Figure de moût :
le sommelier et le hi-tech

Domaine Château d’Esclans
côtes-de-provence
Christian Diani, sommelier hi-tech

La petite histoire : le château d’Esclans installé à la Motte, en Provence, fait exactement parti des domaines qui n’attirent pas une seconde l’attention de votre serviteur : viticulture conventionnelle, 90 % de la production exportée, et, sans doute plus encore, un certain apparat, voire un luxe à classer dans le genre éminent du glacé-chic assez typique de la proche Côte d’Azur et, disons-le aussi, un soupçon ostentatoire. Ne pas se laisser séduire par les marbres brillants et les étiquettes chic est un grand défaut, c’est certain… Mais à un âge canonique, comment se réformer soi-même ? Et, en plus, pourquoi parler de ces domaines « là » alors qu’il y en a tant d’autres plus croustillants, plus attirants ? Face à toutes ces bonnes raisons de fuir à toutes jambes, un motif me pousse à pousser la porte des lieux : ne pas être dogmatique et s’intéresser à une démarche même si, sur le papier, elle n’affiche pas grand-chose sur notre compteur Geiger viticole !

La rencontre
J’arrive à l’improviste dans la sublime, la pétaradante salle de dégustation de 500 m2, et y rencontre Monsieur Christian Diani, sommelier et caviste du lieu (c’est la boutique du domaine. Mais alors, quelle boutique : on se croirait à Bordeaux ! Mais il y a une raison à cela : le propriétaire est Monsieur Sacha Lichine !) Ma qualité de journaliste n’est pas encore démasquée ni connue, pourtant, on me propose aussitôt une dégustation et une visite que j’accepte et jetant ainsi aux orties toutes mes idées préconçues et réticences d’impénitent buveur de vin bio.

Le Domaine
Franchement, de la départementale, ça le fait ! D’un côté le chai ultra moderne et de l’autre, un très joli vignoble s’étageant sur la grande colline faisant face en parcelles bien découpées et ordonnées. Evidemment, quand on s’approche, pas une herbe ne dépasse et les ceps, rangés comme des petits soldats, émergent de la vierge de la terre rouge comme des champignons de Paris : la vigne est très tenue, pas de doute. A ce stade, il faut noter une chose. Ce domaine, propriété de Monsieur Sacha Lichine (XXX) gère sa communication avec un ingénierie aussi pointue que celle qu’on verra au chai… Pourtant, et c’est là que les chose deviennent intéressantes, on me laisse visiter, la vigne et le chai, sans contrainte… Je demande si je peux faire des images, et on m’y encourage.
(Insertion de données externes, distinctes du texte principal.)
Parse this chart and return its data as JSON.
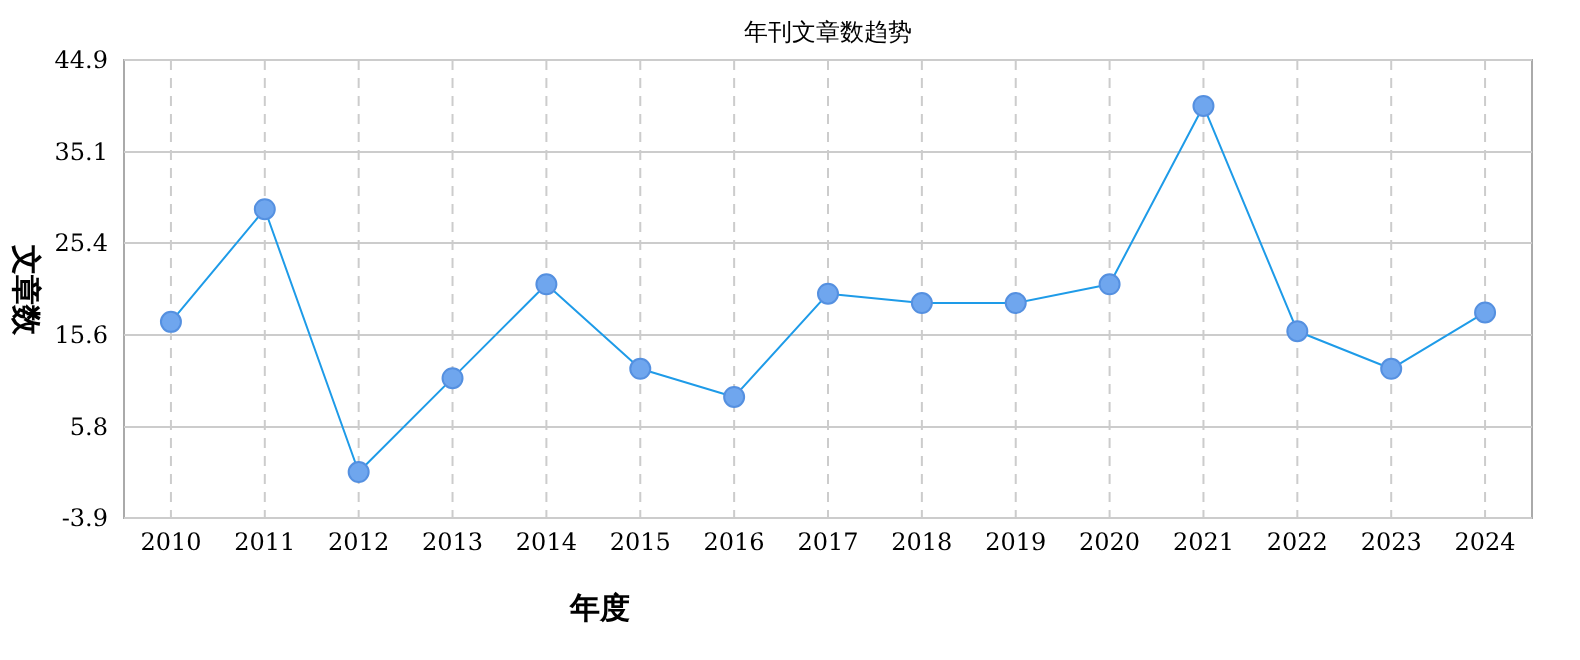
{
  "chart_data": {
    "type": "line",
    "title": "年刊文章数趋势",
    "xlabel": "年度",
    "ylabel": "文章数",
    "categories": [
      "2010",
      "2011",
      "2012",
      "2013",
      "2014",
      "2015",
      "2016",
      "2017",
      "2018",
      "2019",
      "2020",
      "2021",
      "2022",
      "2023",
      "2024"
    ],
    "series": [
      {
        "color": "#1e9be8",
        "values": [
          17,
          29,
          1,
          11,
          21,
          12,
          9,
          20,
          19,
          19,
          21,
          40,
          16,
          12,
          18
        ]
      }
    ],
    "ylim": [
      -3.9,
      44.9
    ],
    "yticks": [
      -3.9,
      5.8,
      15.6,
      25.4,
      35.1,
      44.9
    ],
    "grid": true,
    "marker": "circle",
    "line_style": "solid"
  }
}
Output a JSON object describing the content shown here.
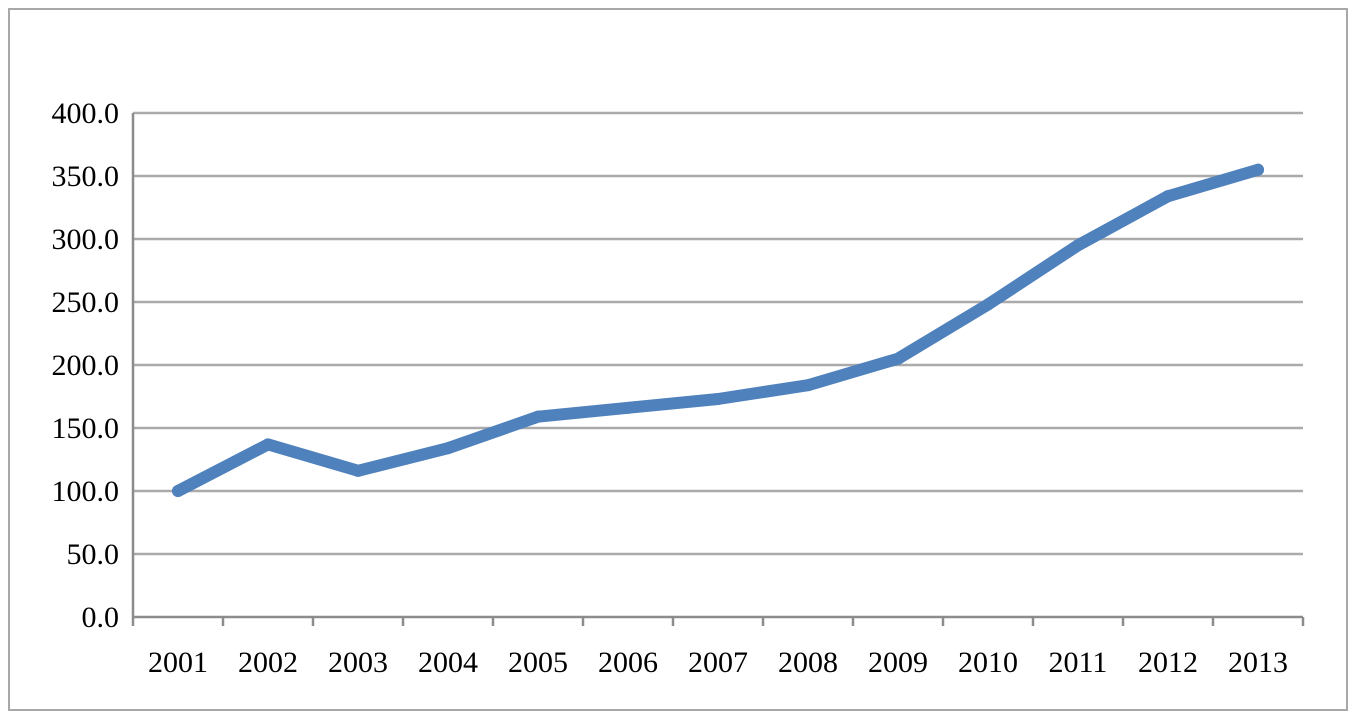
{
  "chart_data": {
    "type": "line",
    "title": "",
    "xlabel": "",
    "ylabel": "",
    "categories": [
      "2001",
      "2002",
      "2003",
      "2004",
      "2005",
      "2006",
      "2007",
      "2008",
      "2009",
      "2010",
      "2011",
      "2012",
      "2013"
    ],
    "series": [
      {
        "values": [
          100.0,
          137.0,
          116.0,
          134.0,
          159.0,
          166.0,
          173.0,
          184.0,
          205.0,
          248.0,
          295.0,
          334.0,
          355.0
        ],
        "color": "#4f81bd"
      }
    ],
    "ylim": [
      0,
      400
    ],
    "yticks": [
      "0.0",
      "50.0",
      "100.0",
      "150.0",
      "200.0",
      "250.0",
      "300.0",
      "350.0",
      "400.0"
    ],
    "grid": true,
    "legend": "none"
  }
}
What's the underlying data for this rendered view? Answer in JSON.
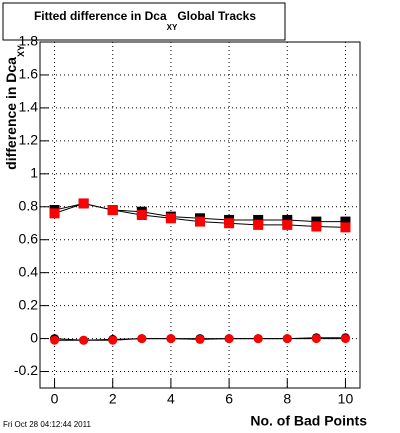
{
  "chart_data": {
    "type": "scatter",
    "title": {
      "main": "Fitted difference in Dca",
      "subscript": "XY",
      "suffix": "Global Tracks"
    },
    "y_label": {
      "main": "difference in Dca",
      "subscript": "XY"
    },
    "x_label": "No. of Bad Points",
    "timestamp": "Fri Oct 28 04:12:44 2011",
    "x": [
      0,
      1,
      2,
      3,
      4,
      5,
      6,
      7,
      8,
      9,
      10
    ],
    "series": [
      {
        "marker": "square",
        "color": "#000000",
        "values": [
          0.78,
          0.82,
          0.78,
          0.77,
          0.74,
          0.73,
          0.72,
          0.72,
          0.72,
          0.71,
          0.71
        ]
      },
      {
        "marker": "square",
        "color": "#ff0000",
        "values": [
          0.76,
          0.82,
          0.78,
          0.75,
          0.73,
          0.71,
          0.7,
          0.69,
          0.69,
          0.68,
          0.675
        ]
      },
      {
        "marker": "circle",
        "color": "#000000",
        "values": [
          0,
          -0.01,
          -0.005,
          0,
          0,
          0,
          0,
          0,
          0,
          0.005,
          0.005
        ]
      },
      {
        "marker": "circle",
        "color": "#ff0000",
        "values": [
          -0.01,
          -0.01,
          -0.01,
          0,
          0,
          -0.005,
          0,
          0,
          0,
          0,
          0
        ]
      }
    ],
    "xlim": [
      -0.5,
      10.5
    ],
    "xticks": [
      0,
      2,
      4,
      6,
      8,
      10
    ],
    "ylim": [
      -0.3,
      1.8
    ],
    "yticks": [
      -0.2,
      0,
      0.2,
      0.4,
      0.6,
      0.8,
      1,
      1.2,
      1.4,
      1.6,
      1.8
    ],
    "grid": true
  }
}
Très favorablement impressionné, je décide de faire le reportage à ce moment… Evidemment, je ne vais pas arpenter les 45 ha du domaine, mais je peux toutefois m’en faire une idée en toute liberté…Une seule limite : la chaleur de cet après-midi de juin qui me liquéfie en quelques minutes…

La vigne
Elle est propre comme un sou neuf : pas une herbe folle, pas un seul brin de quoi que ce soit pour tenir compagnie au rolle, cinsault et carignan. Le jour de mon passage, le chef de culture n’est pas sur les lieux pour m’expliquer comment est structuré le vignoble. Je me fais ma propre idée et tirant mon chapeau pour l’ordre quasi parfait qui règne sur les parcelles. Pour nous qui n’arpentons que des vignes en bio ou biodynamie, l’expérience et le contrastes sont frappants…Mais pas de sentence : qui sommes-nous pour juger du travail des autres ?

Le chai
Déconfit pas la chaleur et manquant de courage (je l’avoue) pour gravir la colline et voir les parcelles les plus hautes, je me rabats sur le chai. Là, à nouveau on me laisse aller et venir à ma guise. J’arpente donc les différentes salles un long moment, puis au détour d’une rutilante cuve inox, je croise un salarié d’une extrême courtoisie qui répondra à toutes mes questions. Pour moi qui ai l’habitude des visites d’usines agro industrielles, cette attitude disponible et sympathique est un bon signe quant au management… Le chai est magnifique, et fait penser à ce qu’on peut voir sur Bordeaux ou en Bourgogne… On ne lésine pas sur les moyens et on voit bien que les investissements sont faits et bien faits. Parlons du tri, par exemple. Premier tri à la vigne, second tri sur tapis puis… troisième tri comme on fait pour les très grands vins, avec une trieuse optique qui écarte ce que l’œil a quand même laissé passer. Le transfert-refroidissement des raisins ? (Si important en vinification des rosés) : deux échangeurs à eau glycolée qui vont permettre d’encuver à froid les raisins récoltés bien frais, et manuellement, à l’aube. Le pressurage ? 4 pressoirs pneumatiques avec réserves d’azote pour s’affranchir des oxydation intempestives… Je passe sur les cuves, la tonnellerie tempérée, sur le contrôle en continue des températures… Bref, c’est vraiment la high tec mais bien pensée, et bien défendue par la personne qui pense d’adresser à un non connaisseur de toutes ces questions techniques. Evidemment, au sortir de cette visite, il me tarde de goûter les vins. La technologie fera-elle mieux ou moins bien que le savoir-faire des vignerons que je rencontre d’habitude ? Mais en posant la question, j’en sais déjà la sottise car en matière de vin comme en tout, comparaison n’est pas, sinon jamais, raison…

La dégustation
Elle se fait dans des conditions quasi princières, sur un vaste marbre blanc avec crachoirs intégrés et rincés en continu, dans la vaste salle climatisée… Le luxe, c’est ce qu’on vous disait !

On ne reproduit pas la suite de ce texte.